A much-maligned SEC rule designed to spur unsolicited grades on structured products ultimately could prove preferable to the transformation of the rating process envisioned by a controversial amendment to the Dodd-Frank Act.

That’s the position the American Securitization Forum will stake out when it submits a 25-page letter to the SEC next week commenting on the so-called Franken Amendment. Named for Sen.

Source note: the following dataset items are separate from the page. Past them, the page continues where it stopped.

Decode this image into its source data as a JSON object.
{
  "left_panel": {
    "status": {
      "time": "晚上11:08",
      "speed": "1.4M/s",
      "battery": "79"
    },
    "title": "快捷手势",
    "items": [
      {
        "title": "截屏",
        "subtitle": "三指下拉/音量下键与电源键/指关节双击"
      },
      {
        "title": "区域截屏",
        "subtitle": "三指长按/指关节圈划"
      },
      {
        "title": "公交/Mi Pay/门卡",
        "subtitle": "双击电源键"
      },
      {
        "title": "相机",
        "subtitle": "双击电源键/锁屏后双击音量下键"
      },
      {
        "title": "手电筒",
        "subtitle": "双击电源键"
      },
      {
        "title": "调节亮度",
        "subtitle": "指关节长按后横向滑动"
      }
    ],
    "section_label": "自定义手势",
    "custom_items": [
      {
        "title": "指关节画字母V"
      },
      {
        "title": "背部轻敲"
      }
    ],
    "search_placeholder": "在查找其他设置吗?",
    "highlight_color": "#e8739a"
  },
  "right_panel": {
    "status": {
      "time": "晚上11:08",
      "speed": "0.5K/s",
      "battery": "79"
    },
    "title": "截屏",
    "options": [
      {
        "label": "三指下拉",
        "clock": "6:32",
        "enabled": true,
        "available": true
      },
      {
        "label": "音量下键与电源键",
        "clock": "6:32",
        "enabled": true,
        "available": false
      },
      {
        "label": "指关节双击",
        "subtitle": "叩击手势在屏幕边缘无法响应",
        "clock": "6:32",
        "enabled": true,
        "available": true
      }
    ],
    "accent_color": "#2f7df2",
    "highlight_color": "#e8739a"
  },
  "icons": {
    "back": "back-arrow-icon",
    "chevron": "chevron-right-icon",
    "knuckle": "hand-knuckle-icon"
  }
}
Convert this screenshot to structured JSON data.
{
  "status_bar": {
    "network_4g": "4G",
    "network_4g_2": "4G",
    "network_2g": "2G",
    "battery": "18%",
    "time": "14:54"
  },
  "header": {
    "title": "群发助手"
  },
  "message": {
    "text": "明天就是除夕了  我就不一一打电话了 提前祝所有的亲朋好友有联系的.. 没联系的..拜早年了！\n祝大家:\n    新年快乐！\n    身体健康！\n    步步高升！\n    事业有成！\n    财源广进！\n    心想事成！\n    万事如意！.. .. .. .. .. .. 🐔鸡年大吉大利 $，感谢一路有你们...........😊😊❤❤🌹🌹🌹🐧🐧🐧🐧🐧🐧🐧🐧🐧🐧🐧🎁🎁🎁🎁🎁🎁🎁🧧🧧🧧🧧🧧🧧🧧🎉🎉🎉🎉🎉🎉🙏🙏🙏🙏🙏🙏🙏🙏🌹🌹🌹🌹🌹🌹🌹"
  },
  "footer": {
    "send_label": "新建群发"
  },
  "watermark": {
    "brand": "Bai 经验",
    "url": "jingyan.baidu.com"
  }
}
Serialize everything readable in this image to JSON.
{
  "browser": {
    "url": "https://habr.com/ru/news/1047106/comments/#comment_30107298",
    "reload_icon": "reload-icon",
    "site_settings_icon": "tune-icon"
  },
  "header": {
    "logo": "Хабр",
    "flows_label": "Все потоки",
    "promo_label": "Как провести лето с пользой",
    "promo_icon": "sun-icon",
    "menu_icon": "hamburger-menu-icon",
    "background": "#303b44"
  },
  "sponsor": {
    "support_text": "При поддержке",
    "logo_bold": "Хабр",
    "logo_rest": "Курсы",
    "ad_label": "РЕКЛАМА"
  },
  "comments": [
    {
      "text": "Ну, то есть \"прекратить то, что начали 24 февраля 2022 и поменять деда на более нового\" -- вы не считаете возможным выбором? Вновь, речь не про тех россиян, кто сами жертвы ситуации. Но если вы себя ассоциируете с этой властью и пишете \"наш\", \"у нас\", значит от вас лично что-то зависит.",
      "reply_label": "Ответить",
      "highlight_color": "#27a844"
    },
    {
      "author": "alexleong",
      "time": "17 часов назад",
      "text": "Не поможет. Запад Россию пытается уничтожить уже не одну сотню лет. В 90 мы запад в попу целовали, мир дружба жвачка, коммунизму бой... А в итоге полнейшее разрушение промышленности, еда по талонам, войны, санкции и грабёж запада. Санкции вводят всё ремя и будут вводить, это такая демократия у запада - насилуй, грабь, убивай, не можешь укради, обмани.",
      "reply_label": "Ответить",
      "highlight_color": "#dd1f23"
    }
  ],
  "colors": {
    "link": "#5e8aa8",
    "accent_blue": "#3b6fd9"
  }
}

Al Franken (D-Minn.), the amendment requires the SEC to study the feasibility of replacing the current bond-rating system — in which issuers decide on which agencies get to rate their deals — with an official body that would assign firms to grade each offering.

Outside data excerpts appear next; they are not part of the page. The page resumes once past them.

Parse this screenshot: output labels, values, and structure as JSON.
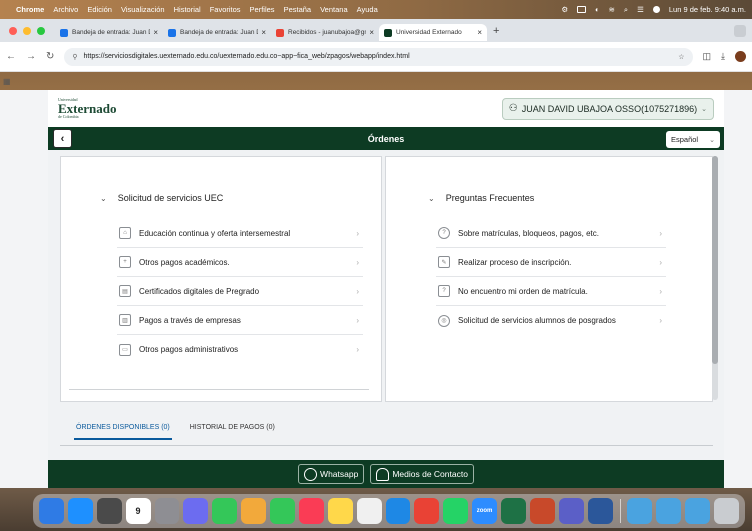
{
  "menubar": {
    "app": "Chrome",
    "items": [
      "Archivo",
      "Edición",
      "Visualización",
      "Historial",
      "Favoritos",
      "Perfiles",
      "Pestaña",
      "Ventana",
      "Ayuda"
    ],
    "clock": "Lun 9 de feb. 9:40 a.m."
  },
  "browser": {
    "tabs": [
      {
        "label": "Bandeja de entrada: Juan Davi",
        "favicon_color": "#1a73e8"
      },
      {
        "label": "Bandeja de entrada: Juan Davi",
        "favicon_color": "#1a73e8"
      },
      {
        "label": "Recibidos - juanubajoa@gmail",
        "favicon_color": "#ea4335"
      },
      {
        "label": "Universidad Externado",
        "favicon_color": "#0d3b23"
      }
    ],
    "new_tab": "+",
    "url": "https://serviciosdigitales.uexternado.edu.co/uexternado.edu.co~app~fica_web/zpagos/webapp/index.html"
  },
  "header": {
    "logo_small": "Universidad",
    "logo_big": "Externado",
    "logo_sub": "de Colombia",
    "user": "JUAN DAVID UBAJOA OSSO(1075271896)"
  },
  "titlebar": {
    "title": "Órdenes",
    "language": "Español"
  },
  "left_panel": {
    "title": "Solicitud de servicios UEC",
    "items": [
      {
        "label": "Educación continua y oferta intersemestral"
      },
      {
        "label": "Otros pagos académicos."
      },
      {
        "label": "Certificados digitales de Pregrado"
      },
      {
        "label": "Pagos a través de empresas"
      },
      {
        "label": "Otros pagos administrativos"
      }
    ]
  },
  "right_panel": {
    "title": "Preguntas Frecuentes",
    "items": [
      {
        "label": "Sobre matrículas, bloqueos, pagos, etc."
      },
      {
        "label": "Realizar proceso de inscripción."
      },
      {
        "label": "No encuentro mi orden de matrícula."
      },
      {
        "label": "Solicitud de servicios alumnos de posgrados"
      }
    ]
  },
  "bottom_tabs": [
    {
      "label": "ÓRDENES DISPONIBLES (0)"
    },
    {
      "label": "HISTORIAL DE PAGOS (0)"
    }
  ],
  "footer": {
    "whatsapp": "Whatsapp",
    "contact": "Medios de Contacto"
  },
  "dock": {
    "calendar_day": "9",
    "icons": [
      {
        "name": "finder",
        "color": "#2f7be5"
      },
      {
        "name": "app-store",
        "color": "#1e90ff"
      },
      {
        "name": "calculator",
        "color": "#4a4a4a"
      },
      {
        "name": "calendar",
        "color": "#ffffff"
      },
      {
        "name": "system-settings",
        "color": "#8e8e93"
      },
      {
        "name": "contacts",
        "color": "#6c6cf0"
      },
      {
        "name": "facetime",
        "color": "#34c759"
      },
      {
        "name": "photos",
        "color": "#f2a93b"
      },
      {
        "name": "messages",
        "color": "#34c759"
      },
      {
        "name": "music",
        "color": "#fa3c55"
      },
      {
        "name": "notes",
        "color": "#ffd84a"
      },
      {
        "name": "reminders",
        "color": "#f0f0f0"
      },
      {
        "name": "safari",
        "color": "#1e88e5"
      },
      {
        "name": "chrome",
        "color": "#e94235"
      },
      {
        "name": "whatsapp",
        "color": "#25d366"
      },
      {
        "name": "zoom",
        "color": "#2d8cff"
      },
      {
        "name": "excel",
        "color": "#1e7145"
      },
      {
        "name": "powerpoint",
        "color": "#c8492a"
      },
      {
        "name": "teams",
        "color": "#5b5fc7"
      },
      {
        "name": "word",
        "color": "#2b579a"
      }
    ],
    "zoom_label": "zoom"
  }
}
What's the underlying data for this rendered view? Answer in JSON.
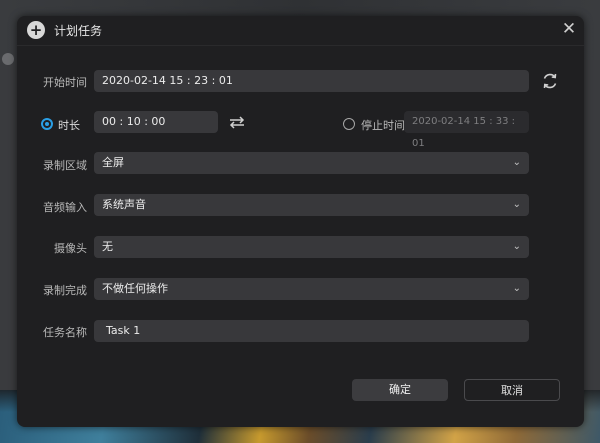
{
  "dialog": {
    "title": "计划任务",
    "close": "✕"
  },
  "start_time": {
    "label": "开始时间",
    "value": "2020-02-14 15 : 23 : 01"
  },
  "duration": {
    "label": "时长",
    "value": "00 : 10 : 00",
    "selected": true
  },
  "stop_time": {
    "label": "停止时间",
    "value": "2020-02-14 15 : 33 : 01",
    "selected": false
  },
  "record_area": {
    "label": "录制区域",
    "value": "全屏"
  },
  "audio_input": {
    "label": "音频输入",
    "value": "系统声音"
  },
  "camera": {
    "label": "摄像头",
    "value": "无"
  },
  "on_complete": {
    "label": "录制完成",
    "value": "不做任何操作"
  },
  "task_name": {
    "label": "任务名称",
    "value": "Task 1"
  },
  "buttons": {
    "confirm": "确定",
    "cancel": "取消"
  },
  "colors": {
    "accent": "#2a9fe6",
    "dialog_bg": "#1f1f21",
    "field_bg": "#38383b"
  }
}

Though the SEC has until July to complete the study, the deadline for submitting comments is Sept. 13. In its comment letter, the ASF will urge the regulator to fine-tune its ongoing reform efforts rather than abandon the current system altogether.

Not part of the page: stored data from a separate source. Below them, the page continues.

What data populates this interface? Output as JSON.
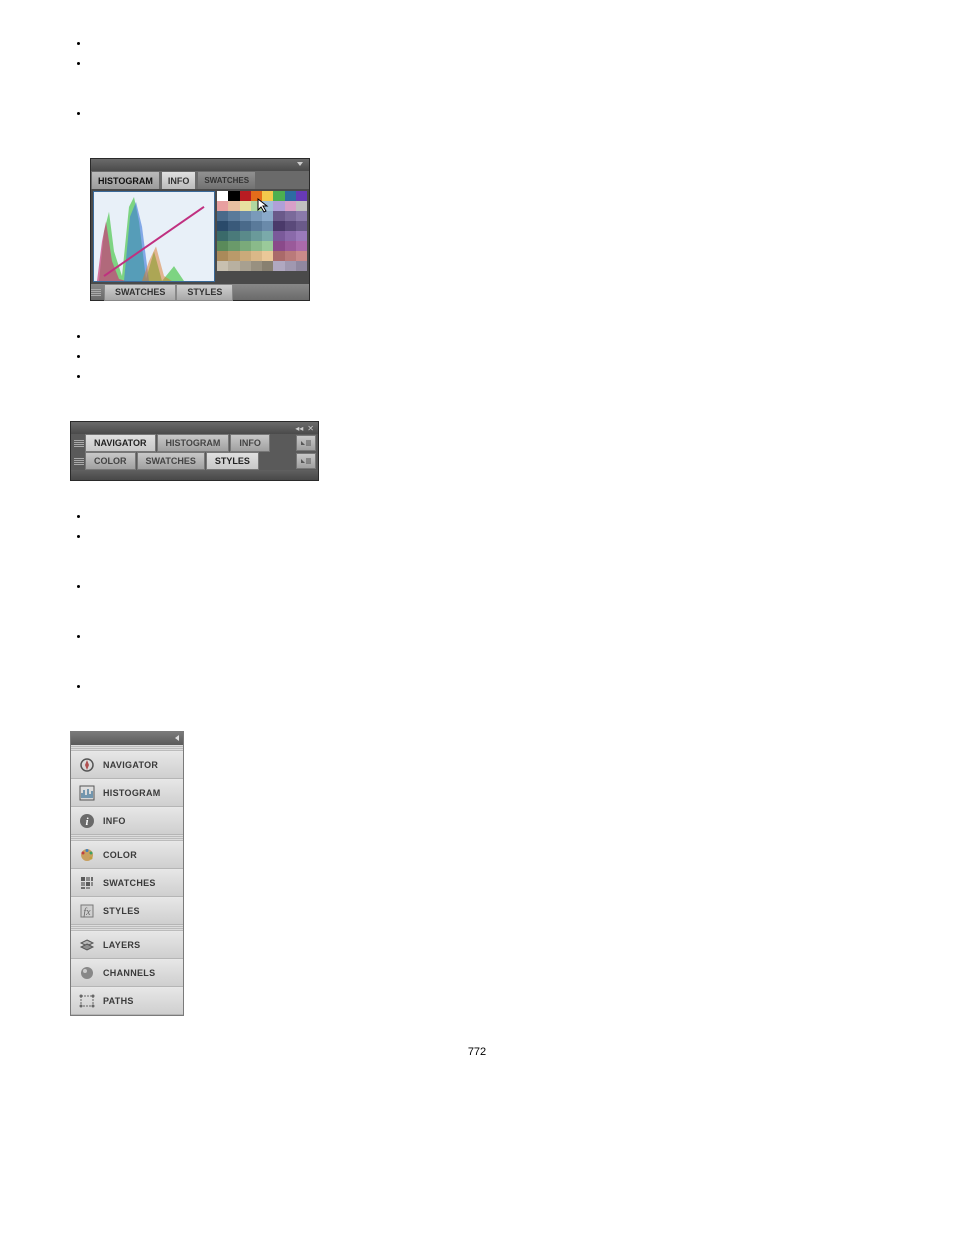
{
  "panel1": {
    "tabs": [
      "HISTOGRAM",
      "INFO",
      "SWATCHES"
    ],
    "bottom_tabs": [
      "SWATCHES",
      "STYLES"
    ],
    "swatch_colors": [
      "#ffffff",
      "#000000",
      "#b81c22",
      "#e46c1a",
      "#f2c94c",
      "#4caf50",
      "#2d6ca2",
      "#673ab7",
      "#e8a0a0",
      "#e8c0a0",
      "#e8e0a0",
      "#b0d8a0",
      "#a0c0d8",
      "#b0a0d8",
      "#d8a0c8",
      "#c0c0c0",
      "#4a6a8a",
      "#5a7a9a",
      "#6a8aaa",
      "#7a9aba",
      "#8aaaca",
      "#6a5a8a",
      "#7a6a9a",
      "#8a7aaa",
      "#2a4a6a",
      "#3a5a7a",
      "#4a6a8a",
      "#5a7a9a",
      "#6a8aaa",
      "#4a3a6a",
      "#5a4a7a",
      "#6a5a8a",
      "#3a6a6a",
      "#4a7a7a",
      "#5a8a8a",
      "#6a9a9a",
      "#7aaaaa",
      "#7a5a9a",
      "#8a6aaa",
      "#9a7aba",
      "#5a8a5a",
      "#6a9a6a",
      "#7aaa7a",
      "#8aba8a",
      "#9aca9a",
      "#8a4a8a",
      "#9a5a9a",
      "#aa6aaa",
      "#aa8a5a",
      "#ba9a6a",
      "#caaa7a",
      "#dab888",
      "#eac898",
      "#aa6a6a",
      "#ba7a7a",
      "#ca8a8a",
      "#c8c0b0",
      "#b8b0a0",
      "#a8a090",
      "#989080",
      "#888070",
      "#b0a8c0",
      "#a098b0",
      "#9088a0"
    ]
  },
  "panel2": {
    "row1": [
      "NAVIGATOR",
      "HISTOGRAM",
      "INFO"
    ],
    "row2": [
      "COLOR",
      "SWATCHES",
      "STYLES"
    ]
  },
  "panel3": {
    "groups": [
      [
        "NAVIGATOR",
        "HISTOGRAM",
        "INFO"
      ],
      [
        "COLOR",
        "SWATCHES",
        "STYLES"
      ],
      [
        "LAYERS",
        "CHANNELS",
        "PATHS"
      ]
    ]
  },
  "page_number": "772"
}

“Some issuers have expressed concern the Franken Amendment would be Russian roulette,” said ASF executive director Tom Deutsch. “The government would get more involved in the ratings process, which is something it said it doesn’t want to do.”

The best alternative in the ASF’s eyes: a new version of a year-old rule that has been widely criticized by issuers and investors alike. The rule, known as 17g-5, requires issuers to share deal data with all 10 nationally recognized statistical rating organizations — not just with the ones they hire. The idea was to give smaller NRSROs a crack at market leaders Moody’s, S&P and Fitch, and thereby spur more accurate grades for investors.

Issuers despise 17g-5 both because of added expenses involved and the fact that the rule requires them to disclose communications with the rating agencies they hire. Investors, meanwhile, say the rule has failed to achieve its goals. To wit: Since taking effect in June 2010, 17g-5 has yet to produce a single unsolicited grade.

Indeed, few rating agencies have even bothered to look at the secure websites. The reason: Under the rule, an agency has to issue an unsolicited rating for at least one of every 10 deals it examines — a potentially expensive proposition.

The solution, according to the ASF, is to improve the rule, not abandon it. Specifically, the trade group — with the support of six rating agencies — will recommend to the SEC that it allow NRSROs to issue “unofficial critiques,” rather than formal grades. This would still have the effect of providing investors with more information without being unnecessarily burdensome for the rating firms.

“It would be a significant improvement in that we don’t believe the rating is as important as the critical commentary,” Deutsch said. “We feel it would spur more rating-agency critiques of each other and create better competition.”

The ASF’s position is supported by Moody’s, S&P, Fitch, DBRS, Kroll and Morningstar.

The SEC crafted 17g-5 in response to widespread criticism of the rating agencies during the credit crisis. In particular, Moody’s, S&P and Fitch were blamed for handing out triple-A ratings to countless mortgage securitizations and collateralized debt obligations that later experienced losses.